29.09.2022

Recht und Rhetorik – Rhetorik und Recht

Chancen und Gefahren im juristischen Kontext

Recht und Rhetorik – Rhetorik und Recht

Chancen und Gefahren im juristischen Kontext

© Andrea Izzotti – stock.adobe.com
© Andrea Izzotti – stock.adobe.com

Dass Rhetorik für Juristen eine zentrale Rolle spielt, gehört zum Allgemeingut. Doch was genau ist Rhetorik? Wie kann man rhetorische Fähigkeiten erlangen? Welche Chancen und Gefahren sind mit Rhetorik im juristischen Kontext verbunden? Der folgende Beitrag gibt Einblicke in eine interdisziplinäre Zusatzqualifikation an der Universität Tübingen.

An der Universität Tübingen kooperiert die Juristische Fakultät mit dem Seminar für Allgemeine Rhetorik, das einzige seiner Art in Deutschland, um eine wahrhaft interdisziplinäre Zusatzqualifikation anzubieten. Das Programm ermöglicht Studierenden der Rechtswissenschaft, gemeinsam mit Studierenden der Rhetorik die rhetorischen Möglichkeiten im juristischen Kontext auszuleuchten.

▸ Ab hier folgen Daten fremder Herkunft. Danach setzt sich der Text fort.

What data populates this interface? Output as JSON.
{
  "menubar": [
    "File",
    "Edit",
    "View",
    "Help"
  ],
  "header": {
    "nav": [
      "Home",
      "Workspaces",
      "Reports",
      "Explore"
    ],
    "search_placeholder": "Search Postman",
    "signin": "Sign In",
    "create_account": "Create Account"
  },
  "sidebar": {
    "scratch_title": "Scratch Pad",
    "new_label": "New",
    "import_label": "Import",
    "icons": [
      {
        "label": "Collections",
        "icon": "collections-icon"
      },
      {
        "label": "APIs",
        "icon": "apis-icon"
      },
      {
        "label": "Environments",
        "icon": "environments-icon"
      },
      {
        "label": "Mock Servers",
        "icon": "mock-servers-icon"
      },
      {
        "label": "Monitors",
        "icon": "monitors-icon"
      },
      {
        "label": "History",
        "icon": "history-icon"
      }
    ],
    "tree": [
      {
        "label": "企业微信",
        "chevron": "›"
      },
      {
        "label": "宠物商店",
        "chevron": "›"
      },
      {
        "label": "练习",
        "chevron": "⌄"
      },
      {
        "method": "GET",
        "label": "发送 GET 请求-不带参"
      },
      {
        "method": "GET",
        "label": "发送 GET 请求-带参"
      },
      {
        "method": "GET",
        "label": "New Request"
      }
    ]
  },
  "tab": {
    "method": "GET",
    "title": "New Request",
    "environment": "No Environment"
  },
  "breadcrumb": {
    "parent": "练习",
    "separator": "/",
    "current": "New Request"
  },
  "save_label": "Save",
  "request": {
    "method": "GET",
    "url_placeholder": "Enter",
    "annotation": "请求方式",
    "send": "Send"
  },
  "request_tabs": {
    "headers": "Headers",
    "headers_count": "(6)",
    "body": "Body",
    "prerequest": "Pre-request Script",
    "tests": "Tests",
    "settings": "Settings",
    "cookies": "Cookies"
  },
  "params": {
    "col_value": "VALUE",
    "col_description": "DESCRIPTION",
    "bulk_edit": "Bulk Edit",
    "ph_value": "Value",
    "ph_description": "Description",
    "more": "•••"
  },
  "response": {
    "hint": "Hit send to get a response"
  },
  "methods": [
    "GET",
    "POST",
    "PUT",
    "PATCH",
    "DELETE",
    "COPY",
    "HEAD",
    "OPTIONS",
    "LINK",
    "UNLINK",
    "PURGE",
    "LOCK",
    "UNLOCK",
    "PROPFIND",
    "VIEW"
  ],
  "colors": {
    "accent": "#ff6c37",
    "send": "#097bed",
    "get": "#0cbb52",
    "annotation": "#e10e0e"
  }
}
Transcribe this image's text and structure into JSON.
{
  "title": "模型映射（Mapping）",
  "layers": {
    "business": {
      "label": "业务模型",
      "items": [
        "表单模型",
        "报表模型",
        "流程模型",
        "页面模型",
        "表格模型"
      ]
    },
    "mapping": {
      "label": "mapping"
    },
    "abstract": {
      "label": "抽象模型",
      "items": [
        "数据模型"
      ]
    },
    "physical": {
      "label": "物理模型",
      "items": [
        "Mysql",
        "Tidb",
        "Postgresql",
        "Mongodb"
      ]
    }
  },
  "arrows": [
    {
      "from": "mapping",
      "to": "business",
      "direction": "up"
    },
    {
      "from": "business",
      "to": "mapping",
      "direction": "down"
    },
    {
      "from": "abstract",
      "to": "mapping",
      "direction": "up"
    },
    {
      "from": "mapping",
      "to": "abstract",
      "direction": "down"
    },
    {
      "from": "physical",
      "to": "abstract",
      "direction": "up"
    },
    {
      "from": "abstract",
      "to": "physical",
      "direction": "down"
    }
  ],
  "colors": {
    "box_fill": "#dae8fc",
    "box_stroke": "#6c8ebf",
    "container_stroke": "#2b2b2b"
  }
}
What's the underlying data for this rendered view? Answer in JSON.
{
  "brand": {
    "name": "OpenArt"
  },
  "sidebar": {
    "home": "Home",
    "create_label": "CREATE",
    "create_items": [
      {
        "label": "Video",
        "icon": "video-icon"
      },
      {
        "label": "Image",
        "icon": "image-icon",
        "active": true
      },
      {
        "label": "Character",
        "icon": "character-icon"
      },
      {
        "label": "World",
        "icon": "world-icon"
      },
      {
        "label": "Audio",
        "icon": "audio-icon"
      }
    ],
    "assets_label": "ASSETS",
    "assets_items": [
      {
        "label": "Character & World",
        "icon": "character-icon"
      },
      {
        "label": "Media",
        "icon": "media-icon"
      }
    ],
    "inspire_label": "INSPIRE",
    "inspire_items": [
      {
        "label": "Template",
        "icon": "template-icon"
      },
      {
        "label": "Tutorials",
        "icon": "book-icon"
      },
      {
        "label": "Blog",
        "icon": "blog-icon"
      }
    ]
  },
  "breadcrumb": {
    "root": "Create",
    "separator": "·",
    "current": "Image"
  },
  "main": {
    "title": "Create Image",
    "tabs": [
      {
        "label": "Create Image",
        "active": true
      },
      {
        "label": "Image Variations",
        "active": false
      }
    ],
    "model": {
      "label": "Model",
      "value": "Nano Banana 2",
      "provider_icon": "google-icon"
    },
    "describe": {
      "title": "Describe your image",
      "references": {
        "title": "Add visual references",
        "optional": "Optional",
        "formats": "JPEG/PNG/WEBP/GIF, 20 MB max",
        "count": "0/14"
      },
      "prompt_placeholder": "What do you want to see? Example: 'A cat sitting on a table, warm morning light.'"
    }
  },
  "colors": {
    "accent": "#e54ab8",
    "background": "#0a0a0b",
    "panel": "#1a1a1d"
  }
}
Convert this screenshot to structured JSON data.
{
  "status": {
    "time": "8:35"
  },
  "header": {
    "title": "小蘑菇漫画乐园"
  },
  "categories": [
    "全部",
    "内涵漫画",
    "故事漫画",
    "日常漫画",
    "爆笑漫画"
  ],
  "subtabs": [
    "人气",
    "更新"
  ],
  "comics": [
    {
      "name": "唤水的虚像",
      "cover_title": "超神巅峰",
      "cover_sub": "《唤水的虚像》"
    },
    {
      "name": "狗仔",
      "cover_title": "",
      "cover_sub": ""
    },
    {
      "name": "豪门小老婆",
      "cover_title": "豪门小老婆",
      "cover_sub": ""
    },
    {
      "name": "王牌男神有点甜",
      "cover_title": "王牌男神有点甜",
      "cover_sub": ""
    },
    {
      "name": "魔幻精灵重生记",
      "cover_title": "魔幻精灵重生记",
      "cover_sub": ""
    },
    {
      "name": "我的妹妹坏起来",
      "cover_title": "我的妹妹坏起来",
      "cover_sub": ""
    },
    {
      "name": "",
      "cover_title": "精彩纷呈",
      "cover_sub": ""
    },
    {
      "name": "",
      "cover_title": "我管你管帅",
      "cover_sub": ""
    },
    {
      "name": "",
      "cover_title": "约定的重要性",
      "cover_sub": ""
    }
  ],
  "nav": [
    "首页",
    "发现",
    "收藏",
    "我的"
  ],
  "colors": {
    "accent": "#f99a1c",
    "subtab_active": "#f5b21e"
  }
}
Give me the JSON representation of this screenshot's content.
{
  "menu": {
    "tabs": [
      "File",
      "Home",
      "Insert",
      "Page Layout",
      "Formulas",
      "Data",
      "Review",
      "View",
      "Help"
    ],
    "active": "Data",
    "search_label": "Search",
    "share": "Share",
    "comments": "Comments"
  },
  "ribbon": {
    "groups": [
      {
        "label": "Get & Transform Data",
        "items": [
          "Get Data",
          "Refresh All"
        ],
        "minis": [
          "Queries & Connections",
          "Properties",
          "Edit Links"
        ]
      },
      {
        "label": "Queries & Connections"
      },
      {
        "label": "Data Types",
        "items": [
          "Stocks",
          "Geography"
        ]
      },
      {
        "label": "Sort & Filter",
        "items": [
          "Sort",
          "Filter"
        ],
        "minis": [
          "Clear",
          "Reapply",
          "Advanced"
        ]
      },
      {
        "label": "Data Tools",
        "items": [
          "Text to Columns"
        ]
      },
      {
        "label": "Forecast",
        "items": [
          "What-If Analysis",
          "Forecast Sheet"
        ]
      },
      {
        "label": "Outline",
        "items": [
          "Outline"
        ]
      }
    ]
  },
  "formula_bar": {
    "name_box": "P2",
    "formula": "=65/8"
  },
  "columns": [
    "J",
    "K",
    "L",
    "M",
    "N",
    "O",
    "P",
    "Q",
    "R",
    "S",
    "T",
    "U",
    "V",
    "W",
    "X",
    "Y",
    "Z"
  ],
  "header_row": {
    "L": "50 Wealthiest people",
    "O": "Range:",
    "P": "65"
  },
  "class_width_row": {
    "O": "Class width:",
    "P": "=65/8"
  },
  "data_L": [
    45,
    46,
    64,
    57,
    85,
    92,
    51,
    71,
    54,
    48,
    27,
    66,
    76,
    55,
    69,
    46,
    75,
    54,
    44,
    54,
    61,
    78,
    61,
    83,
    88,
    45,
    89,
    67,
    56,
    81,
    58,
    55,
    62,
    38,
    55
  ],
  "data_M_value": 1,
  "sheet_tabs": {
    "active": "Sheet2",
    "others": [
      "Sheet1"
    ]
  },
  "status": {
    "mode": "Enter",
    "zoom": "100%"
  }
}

Rhetorische Möglichkeiten im juristischen Kontext

Mit Bewunderung schaut der Rechtswissenschaftler bisweilen auf die Kolleginnen und Kollegen aus den Naturwissenschaften. Für den Außenbetrachter stellt sich die Lage dort so dar, dass neue Erkenntnisse über praktische Experimente und theoretische Beweisführungen klar aufgezeigt werden und für die gesamte Disziplin anerkannt sind, solange sie nicht widerlegt werden. Andere Wissenschaftler nutzen diese Erkenntnisse als Grundlage für eigene Forschungsarbeiten.


Möglicherweise ist dies nur das Idealbild von außen. Klar ist jedenfalls, dass es in der juristischen Welt anders aussieht. Für uns Juristen grenzt es schon beinahe an Unmöglichkeit, die eigene Position so vorzustellen, dass alle anderen diese Position als Grundlage für die weitere Diskussion akzeptieren. Intensive Überzeugungsarbeit ist notwendig, um im Diskurs zumindest die Mehrheit für die eigene Position einzunehmen. In der Idealvorstellung setzen sich dabei die inhaltlich besten Sachargumente durch.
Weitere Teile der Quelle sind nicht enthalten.